Talend Studio
allows you to authenticate to your Spark Streaming and Spark Batch Jobs using Knox with
a CDP Public Cloud Data Hub instance in YARN cluster mode. You can complete the Knox
connection parameters either in the Spark configuration tab of
the Run view of your Job or in the Hadoop Cluster
Connection metadata wizard. This configuration is effective on a per-Job
basis.
In this scenario, the configuration via the Hadoop Cluster
Connection metadata wizard is used. Setting up the connection to Knox in
the Repository allows you to avoid configuring that connection
each time you need it in the Spark Configuration view of your
Spark Jobs.
For more information about the configuration via the Spark
configuration tab of the Run view of your Job,
see Defining the Cloudera connection parameters.

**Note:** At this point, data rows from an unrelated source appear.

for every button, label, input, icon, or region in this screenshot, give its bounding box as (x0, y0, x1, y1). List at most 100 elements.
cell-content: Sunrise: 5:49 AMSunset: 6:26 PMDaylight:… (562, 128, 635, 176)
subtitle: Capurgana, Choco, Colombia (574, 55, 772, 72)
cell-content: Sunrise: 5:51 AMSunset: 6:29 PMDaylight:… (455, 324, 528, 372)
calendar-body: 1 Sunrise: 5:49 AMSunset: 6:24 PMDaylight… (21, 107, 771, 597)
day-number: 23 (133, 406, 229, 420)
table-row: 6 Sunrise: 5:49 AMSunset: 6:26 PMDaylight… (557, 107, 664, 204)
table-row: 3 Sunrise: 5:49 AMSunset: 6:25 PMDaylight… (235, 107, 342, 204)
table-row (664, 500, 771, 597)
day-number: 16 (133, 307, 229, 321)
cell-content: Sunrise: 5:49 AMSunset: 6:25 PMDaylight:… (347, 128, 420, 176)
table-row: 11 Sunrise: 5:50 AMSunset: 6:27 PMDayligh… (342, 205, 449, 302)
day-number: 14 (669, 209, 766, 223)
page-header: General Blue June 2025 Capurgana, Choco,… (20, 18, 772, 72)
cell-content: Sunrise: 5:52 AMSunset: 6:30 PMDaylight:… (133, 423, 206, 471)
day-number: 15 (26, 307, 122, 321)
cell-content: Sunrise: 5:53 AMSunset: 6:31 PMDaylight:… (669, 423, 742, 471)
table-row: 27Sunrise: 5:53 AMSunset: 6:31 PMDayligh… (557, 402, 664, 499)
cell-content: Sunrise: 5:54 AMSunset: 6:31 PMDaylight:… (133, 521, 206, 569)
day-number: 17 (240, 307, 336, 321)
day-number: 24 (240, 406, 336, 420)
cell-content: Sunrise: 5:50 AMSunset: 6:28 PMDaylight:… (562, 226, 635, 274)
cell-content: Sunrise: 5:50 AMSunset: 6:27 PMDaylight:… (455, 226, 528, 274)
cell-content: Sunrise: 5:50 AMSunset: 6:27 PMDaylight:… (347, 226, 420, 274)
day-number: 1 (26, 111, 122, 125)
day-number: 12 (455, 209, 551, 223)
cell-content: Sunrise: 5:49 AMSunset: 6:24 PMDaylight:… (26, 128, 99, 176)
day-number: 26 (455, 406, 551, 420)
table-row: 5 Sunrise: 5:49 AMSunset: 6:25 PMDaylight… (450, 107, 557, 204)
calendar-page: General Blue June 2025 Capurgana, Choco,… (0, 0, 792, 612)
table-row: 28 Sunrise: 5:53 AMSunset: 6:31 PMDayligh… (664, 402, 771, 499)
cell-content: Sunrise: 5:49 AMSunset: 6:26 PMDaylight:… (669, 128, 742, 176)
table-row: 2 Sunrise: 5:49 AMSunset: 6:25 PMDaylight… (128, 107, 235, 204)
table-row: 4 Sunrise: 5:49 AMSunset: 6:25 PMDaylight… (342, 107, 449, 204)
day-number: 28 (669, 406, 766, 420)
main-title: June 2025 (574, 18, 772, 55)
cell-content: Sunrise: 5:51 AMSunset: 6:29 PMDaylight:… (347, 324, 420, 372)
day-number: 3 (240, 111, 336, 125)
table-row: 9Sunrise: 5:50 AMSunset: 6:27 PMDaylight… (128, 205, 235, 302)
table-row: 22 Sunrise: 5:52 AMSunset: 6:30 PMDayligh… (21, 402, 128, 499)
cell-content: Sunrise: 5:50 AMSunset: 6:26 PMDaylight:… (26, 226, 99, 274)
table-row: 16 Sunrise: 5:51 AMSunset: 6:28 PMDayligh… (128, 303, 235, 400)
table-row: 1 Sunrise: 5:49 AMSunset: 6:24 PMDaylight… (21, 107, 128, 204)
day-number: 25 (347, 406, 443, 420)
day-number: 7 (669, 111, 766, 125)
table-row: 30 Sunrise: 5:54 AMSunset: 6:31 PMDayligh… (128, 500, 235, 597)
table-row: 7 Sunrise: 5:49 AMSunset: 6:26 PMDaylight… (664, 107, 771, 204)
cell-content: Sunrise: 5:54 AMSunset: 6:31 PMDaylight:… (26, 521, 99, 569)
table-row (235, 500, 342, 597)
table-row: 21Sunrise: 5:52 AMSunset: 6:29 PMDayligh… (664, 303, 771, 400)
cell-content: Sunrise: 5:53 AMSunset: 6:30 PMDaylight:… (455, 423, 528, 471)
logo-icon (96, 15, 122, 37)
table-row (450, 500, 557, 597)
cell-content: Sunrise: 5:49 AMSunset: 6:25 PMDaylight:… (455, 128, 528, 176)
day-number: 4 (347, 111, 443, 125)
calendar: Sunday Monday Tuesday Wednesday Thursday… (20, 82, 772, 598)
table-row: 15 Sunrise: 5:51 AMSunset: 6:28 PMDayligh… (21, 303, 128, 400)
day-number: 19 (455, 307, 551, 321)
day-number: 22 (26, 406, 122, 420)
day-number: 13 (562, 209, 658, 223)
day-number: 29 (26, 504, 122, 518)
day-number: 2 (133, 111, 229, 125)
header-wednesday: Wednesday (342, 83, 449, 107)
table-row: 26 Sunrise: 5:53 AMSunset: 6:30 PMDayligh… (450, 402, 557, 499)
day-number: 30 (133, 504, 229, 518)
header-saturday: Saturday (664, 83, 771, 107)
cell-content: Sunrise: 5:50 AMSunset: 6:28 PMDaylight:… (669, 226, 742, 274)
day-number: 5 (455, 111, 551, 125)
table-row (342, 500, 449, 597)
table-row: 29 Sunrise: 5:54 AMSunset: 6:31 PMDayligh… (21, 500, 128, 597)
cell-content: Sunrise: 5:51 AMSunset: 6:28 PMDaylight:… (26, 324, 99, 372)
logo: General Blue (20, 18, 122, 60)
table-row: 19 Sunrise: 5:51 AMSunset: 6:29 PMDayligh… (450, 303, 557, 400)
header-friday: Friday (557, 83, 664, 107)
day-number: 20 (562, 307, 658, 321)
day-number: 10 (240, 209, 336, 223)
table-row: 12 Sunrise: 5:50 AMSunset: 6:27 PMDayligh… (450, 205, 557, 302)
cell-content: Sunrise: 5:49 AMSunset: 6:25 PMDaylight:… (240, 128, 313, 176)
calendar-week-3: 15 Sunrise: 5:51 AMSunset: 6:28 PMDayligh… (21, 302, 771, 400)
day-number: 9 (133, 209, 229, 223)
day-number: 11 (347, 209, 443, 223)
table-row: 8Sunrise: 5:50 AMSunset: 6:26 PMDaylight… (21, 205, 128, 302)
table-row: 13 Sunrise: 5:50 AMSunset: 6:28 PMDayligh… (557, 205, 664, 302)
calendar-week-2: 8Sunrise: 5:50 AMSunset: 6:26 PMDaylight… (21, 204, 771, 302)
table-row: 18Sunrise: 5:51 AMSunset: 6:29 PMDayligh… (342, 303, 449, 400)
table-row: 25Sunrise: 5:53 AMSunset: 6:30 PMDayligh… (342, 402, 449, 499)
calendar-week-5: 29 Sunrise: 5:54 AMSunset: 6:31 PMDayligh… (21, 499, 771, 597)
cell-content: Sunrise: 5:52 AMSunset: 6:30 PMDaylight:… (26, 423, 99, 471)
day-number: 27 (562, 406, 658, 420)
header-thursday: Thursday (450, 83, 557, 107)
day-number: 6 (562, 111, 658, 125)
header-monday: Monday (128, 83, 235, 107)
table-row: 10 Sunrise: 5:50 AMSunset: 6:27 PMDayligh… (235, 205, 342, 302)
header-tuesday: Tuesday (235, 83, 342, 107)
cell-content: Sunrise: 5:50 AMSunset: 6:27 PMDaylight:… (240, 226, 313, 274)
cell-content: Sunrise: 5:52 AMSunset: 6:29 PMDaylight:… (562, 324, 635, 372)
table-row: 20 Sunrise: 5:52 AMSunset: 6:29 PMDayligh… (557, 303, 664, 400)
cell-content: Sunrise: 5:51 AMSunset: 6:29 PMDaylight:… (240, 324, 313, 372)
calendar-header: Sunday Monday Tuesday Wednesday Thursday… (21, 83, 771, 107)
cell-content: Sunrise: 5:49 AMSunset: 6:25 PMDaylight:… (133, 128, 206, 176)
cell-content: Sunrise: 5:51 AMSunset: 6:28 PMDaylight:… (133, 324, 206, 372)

The information in this section is only for users who have subscribed to
Talend Data Fabric or to any Talend product with Big Data but it is not
applicable to Talend Open Studio for Big Data users.
Procedure
-
In the Repository tree view of your Studio, expand
Metadata and then right-click Hadoop
cluster.
-
Select Create Hadoop cluster from the contextual menu to
open the Hadoop Cluster Connection wizard.
-
Fill in generic information about this connection, such as
Name and Description and click
Next to open the Hadoop Configuration
Import Wizard window that allows you to select the distribution
to be used and the manual or the automatic mode to configure the connection.
Important: Knox is only supported with CDP 7.1 and onwards.
-
Select Cloudera from the
Distribution drop-down list and Cloudera
CDP 7.1 from the Version drop-down
list.
-
Select Enter manually Hadoop services and click
Finish.
-
Select the Use Knox check box and enter the Knox related
connection parameters:
-
Knox URL: enter the Knox URL respecting the
following format
https://<host>/<datahub>/cdp-proxy-api
. You can
find the Knox URL on the Cloudera Management Console in the
Endpoints section of your Data Hub under
Livy Server.Important: If you have the R2021-07 or a previous patch
installed, the URL should not include /livy
or any
other suffix after cdp-proxy-api
at the end. If you
have the R2021-08 or a later patch installed, the URL work with or
without /livy
at the end.
-
Knox user: enter your Workload User Name from
Cloudera Management Console.
-
Knox password: enter your Workload Password from
Cloudera Management Console.
-
Knox directory: type in the location storing the
loaded file in HDFS.
-
Knox session timeout: specify the amount of time
to wait for the Job to reconnect to the cluster via Knox.
- Optional:
Click Check services to verify that Talend Studio can connect to the services you have specified in this wizard.
- Optional:
Click Export as context to create a new context with
these data and save it in the repository.
-
Click Finish to validate your changes and close the
wizard.
The newly set-up Hadoop connection displays under the Hadoop
cluster folder in the Repository tree
view.